The High Priestess is seated in an armchair: she wears a long dress with a sort of veil behind her head which comes and crosses her at the stomach; she has a double crown with two horns like the one Isis wore: she holds a book open on her knees; two scarves decorated with crosses cross her chest and form an X.

The High Priest wears a long garment with a great cloak fastened with a clasp. He wears the triple Tiara: with one hand, he leans on a scepter with a triple cross, and with the other, he gives a two fingered blessing to two characters seen at his feet.

The Italian or German cardmakers who adapted the deck to their knowledge, made of these two characters -- which the Ancients named Mother and Father, as one would say Abbot and Abbess, Eastern words which mean the same thing -- they made of them, I say, a Pope and a Popess.

As for the Scepter with the triple cross, it is an absolutely Egyptian momument. One sees it on the table of Isis, under the Letter TT; a precious monument which we have already had engraved in its full length to give it one day to the public. The triple cross relates to the triple phallus which was paraded in the famous Pamylia festival which celebrated the return of Osiris, and where it symbolised the regeneration of plants and of all of Nature.​

He's funny. He really thinks the "cardmakers" got it wrong with the appelations, and they weren't the French cardmakers of course, but the Italian or the German ones. (ROFL).
 

Pipistrelle

Firemaiden,

I've just stumbled across this thread. What a great find! Thank you for your translations. I've downloaded the text and I'm going to have a go at reading parts of it with what little French remains in my brain from my schooldays :)

I don't own a Marseilles deck but I'm recognising a lot of what he describes in my two Italian decks - the Classic and the Vacchetta - which have similar features to the Marseilles.

Very interesting stuff! Just wanted you to know I'm following along and maybe I'll post more when I've had a chance to study the text more.

Thanks for posting it,

Pip
 

firemaiden

Fascinating take on the Hanged Man

Re: Justice, Strength, the Hanged Man and Temperance (numbered XIII and the number corrected by him later)

I translate:
Numbers. VIII. XI. XII. XIII.
The Four Cardinal Virtues.

The figures we have reunited on this sheet [I assume an illustration sheet was attached] relate to the four Cardinal Virtues.

No. XI. This one represents Fortitude. She is a woman who has become mistress of a lion, and who opens his snout with as much ease as she might open the mouth of a little spaniel. She wears on her head the hat of a Sheperdess.

No. XIII. La Tempérance [rectified: XIV]. This is a winged woman who pours water from one vase into another to temper the liquid it holds.

No. VIII. La Justice. This is a queen, she's Astraea seated on her throne, holding in one hand a dagger, and in the other hand a pair of scales.
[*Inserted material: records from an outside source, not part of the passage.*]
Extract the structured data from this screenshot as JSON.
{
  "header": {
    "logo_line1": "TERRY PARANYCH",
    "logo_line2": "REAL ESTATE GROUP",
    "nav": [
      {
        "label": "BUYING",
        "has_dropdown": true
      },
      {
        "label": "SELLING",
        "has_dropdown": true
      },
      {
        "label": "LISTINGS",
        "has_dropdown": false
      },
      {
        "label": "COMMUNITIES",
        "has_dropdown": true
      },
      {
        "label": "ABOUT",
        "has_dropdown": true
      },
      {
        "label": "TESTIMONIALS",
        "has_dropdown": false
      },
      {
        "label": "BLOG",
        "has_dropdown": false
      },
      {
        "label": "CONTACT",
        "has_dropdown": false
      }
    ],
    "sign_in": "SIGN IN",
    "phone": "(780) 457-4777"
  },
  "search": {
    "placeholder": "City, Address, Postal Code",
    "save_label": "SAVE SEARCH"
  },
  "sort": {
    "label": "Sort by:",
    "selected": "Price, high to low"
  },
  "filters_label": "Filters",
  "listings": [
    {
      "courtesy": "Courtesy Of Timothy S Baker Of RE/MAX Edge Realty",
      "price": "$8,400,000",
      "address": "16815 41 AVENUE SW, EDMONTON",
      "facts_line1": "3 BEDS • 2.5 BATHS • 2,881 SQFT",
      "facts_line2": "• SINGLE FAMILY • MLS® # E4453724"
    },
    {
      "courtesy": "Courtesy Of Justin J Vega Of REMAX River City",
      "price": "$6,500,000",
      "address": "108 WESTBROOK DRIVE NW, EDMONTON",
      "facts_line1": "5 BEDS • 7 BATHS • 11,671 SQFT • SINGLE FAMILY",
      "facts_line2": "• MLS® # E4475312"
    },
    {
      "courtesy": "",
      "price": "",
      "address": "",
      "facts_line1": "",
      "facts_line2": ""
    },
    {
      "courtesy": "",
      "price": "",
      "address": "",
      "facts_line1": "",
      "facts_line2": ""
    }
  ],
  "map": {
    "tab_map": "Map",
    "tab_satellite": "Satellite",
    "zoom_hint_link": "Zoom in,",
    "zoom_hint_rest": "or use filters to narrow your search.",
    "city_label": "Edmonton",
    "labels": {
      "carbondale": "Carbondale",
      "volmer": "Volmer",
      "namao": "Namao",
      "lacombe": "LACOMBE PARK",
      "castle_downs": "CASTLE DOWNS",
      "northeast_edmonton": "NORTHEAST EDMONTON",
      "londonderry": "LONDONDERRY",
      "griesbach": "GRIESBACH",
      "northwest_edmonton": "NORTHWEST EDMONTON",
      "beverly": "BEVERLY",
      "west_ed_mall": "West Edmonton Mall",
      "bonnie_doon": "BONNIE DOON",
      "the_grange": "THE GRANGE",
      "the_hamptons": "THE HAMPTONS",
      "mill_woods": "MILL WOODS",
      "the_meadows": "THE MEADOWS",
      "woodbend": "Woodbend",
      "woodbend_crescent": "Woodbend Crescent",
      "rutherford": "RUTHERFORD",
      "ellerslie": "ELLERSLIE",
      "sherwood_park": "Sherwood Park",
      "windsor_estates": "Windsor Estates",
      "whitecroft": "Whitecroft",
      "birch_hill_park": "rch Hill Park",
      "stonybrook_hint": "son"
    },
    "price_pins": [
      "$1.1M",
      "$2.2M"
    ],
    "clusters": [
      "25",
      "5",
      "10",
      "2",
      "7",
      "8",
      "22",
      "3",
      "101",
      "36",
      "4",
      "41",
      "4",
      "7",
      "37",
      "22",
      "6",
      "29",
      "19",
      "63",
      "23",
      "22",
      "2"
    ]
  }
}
No. XII. Prudence is one of the four cardinal virtues. Could the Egyptians have forgotten her in this painting of Human Life? (No) Neverthess, we don't find her in this deck. We see in her place, under the number XII, between Fortitude and Temperance, a man hung by his feet: but what is this hanged man doing there? It is the work of a miserable presumptuous cardmaker, who didn't understand the beauty of the allegory enclosed in this tableau, and took it upon himself to correct her, and thereby defigure her entirely.

Prudence could only be sensibly respresented by a man standing up, who having one foot posed, advances the other, and holds it suspended, examining the place where he would put it surely. The title of this card was therefore a man with a suspended foot "pede suspenso": the cardmaker not understanding what this was supposed to mean, made of him a man hung by his feet.

And then, we it has been asked, why a hanged man in this game? and the opportunity has not been missed to say, it is the just punishment for the inventer of the Game for having represented a "popess".

But placed between La Force, La Tempérance, and La Justice, who could not see that it is Prudence which was intended and probably was represented earlier ? [primitivement].

I have to admit I find his idea about the Hanged Man as "Pede suspenso" - the suspended foot - meaning being careful - prudent - about where to step next - instead of "suspended by the feet" - almost convincing.